A las seis de la mañana, el doctor me despertó para decirme que se había ido. Solo cerró los ojos y no volvió a despertar. Surgieron unas ganas extensas de esconderse de ese mundo tedioso, en un lenguaje que no ya no entendía, veía personas vestidas de blanco que parecían hablarme y fui a casa, me encerré en la habitación y lloré hasta quedar dormido. Tomé la máquina de afeitar y me rapé la cabeza. Volví al hospital para hacer todos los trámites y la próxima vez que vi a mi madre fue en el entierro, no hubo velatorio.

Le llevé flores y las dejé sobre el color caoba de su ataúd. Esa combinación de aromas era como ella, sensible y dura a la vez. Las personas se acercaban a dar las condolencias. No supe responder a los gestos de solidaridad. No sabía cómo vivir el luto, si es que hay vida de esa forma. Primero papá, un difunto vivo y ahora ella, pensé. Fui a casa y encontré entre sus cosas una estampita de San Martín de Porres y recordé la historia que me contó la primera vez que fuimos al bosque. Tomé un abrigo y salí enseguida.

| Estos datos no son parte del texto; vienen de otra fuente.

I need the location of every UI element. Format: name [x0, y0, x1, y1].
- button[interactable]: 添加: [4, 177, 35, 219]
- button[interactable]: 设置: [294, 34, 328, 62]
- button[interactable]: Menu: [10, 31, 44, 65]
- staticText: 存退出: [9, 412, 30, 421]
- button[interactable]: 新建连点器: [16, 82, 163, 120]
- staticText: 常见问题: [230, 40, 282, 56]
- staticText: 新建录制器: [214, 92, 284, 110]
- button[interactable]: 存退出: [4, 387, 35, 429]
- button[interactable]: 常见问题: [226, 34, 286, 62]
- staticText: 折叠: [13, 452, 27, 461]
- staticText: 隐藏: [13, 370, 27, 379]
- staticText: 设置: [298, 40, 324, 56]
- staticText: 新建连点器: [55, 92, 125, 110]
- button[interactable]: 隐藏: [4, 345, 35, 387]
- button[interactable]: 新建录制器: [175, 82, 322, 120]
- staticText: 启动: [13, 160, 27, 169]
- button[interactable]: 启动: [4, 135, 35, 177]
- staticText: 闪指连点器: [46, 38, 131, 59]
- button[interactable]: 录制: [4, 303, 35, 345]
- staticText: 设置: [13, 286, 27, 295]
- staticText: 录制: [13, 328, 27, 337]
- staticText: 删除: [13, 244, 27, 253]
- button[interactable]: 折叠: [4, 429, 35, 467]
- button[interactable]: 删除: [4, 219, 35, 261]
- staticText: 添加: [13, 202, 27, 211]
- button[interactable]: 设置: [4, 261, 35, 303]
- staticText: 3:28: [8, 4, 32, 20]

Al llegar al Olivar, a cada paso se iban recreando los momentos que había pasado con mi madre. Los cuentos narrados bajo los árboles, las caminatas, las veces que dormí sobre sus piernas; eran tantos momentos que mi memoria había almacenado sin necesidad de fotografías. Caminé despacio hasta llegar al último árbol de olivo. Era el árbol que había sembrado San Martín de Porres, saqué del bolsillo la estampita y comencé a rezar, en ese momento, pude sentir que ella estaba conmigo otra vez. Que ella no se había ido y que su presencia estaba en cada espacio que daba en ese bosque de San Isidro. Pasé la tarde, escuchando el sonido de las aves y el reír de los niños ¿Quién podría pensar que ese fue mi regalo de cumpleaños cuando cumplí diez? ¿Quién regala un lugar? Justo eso era lo que hacía especial a mi madre, sus detalles que a veces no se podían comprar, su entendimiento innegable, su sabiduría y a pesar de ser cuestionada, su fe por los santos y este lugar que siempre trató como un altar y los árboles como una iglesia. Les hablaba a los olivos, les recitaba a sus ramas, porque decía que no solo eran árboles, eran aire, eran vida e inspiración para los poetas, escritores, escondite para los enamorados. Eran en silencio, el recuerdo de personas que ya no existían.

Ya había comenzado a oscurecer y los postes de alumbrado púbico brillaban con sus luces amarillentas gastadas. Mis pasos lentos avanzaban hacia la salida, mientras los niños comían manzanas acarameladas y paseaban a sus mascotas. La noche se sentía ligera, húmeda, pero llevadera. Sentía que, al salir de El Olivar, algo cambiaría. Ya no se escucharía su voz en la casa, ni encontraría las notas pegadas con un imán sobre la refrigeradora y tuve miedo de salir al mundo. Pero como decía ella, la función debe continuar en el teatro, pasea lo que pase, porque al día siguiente, sonará nuevamente, la tercera llamada.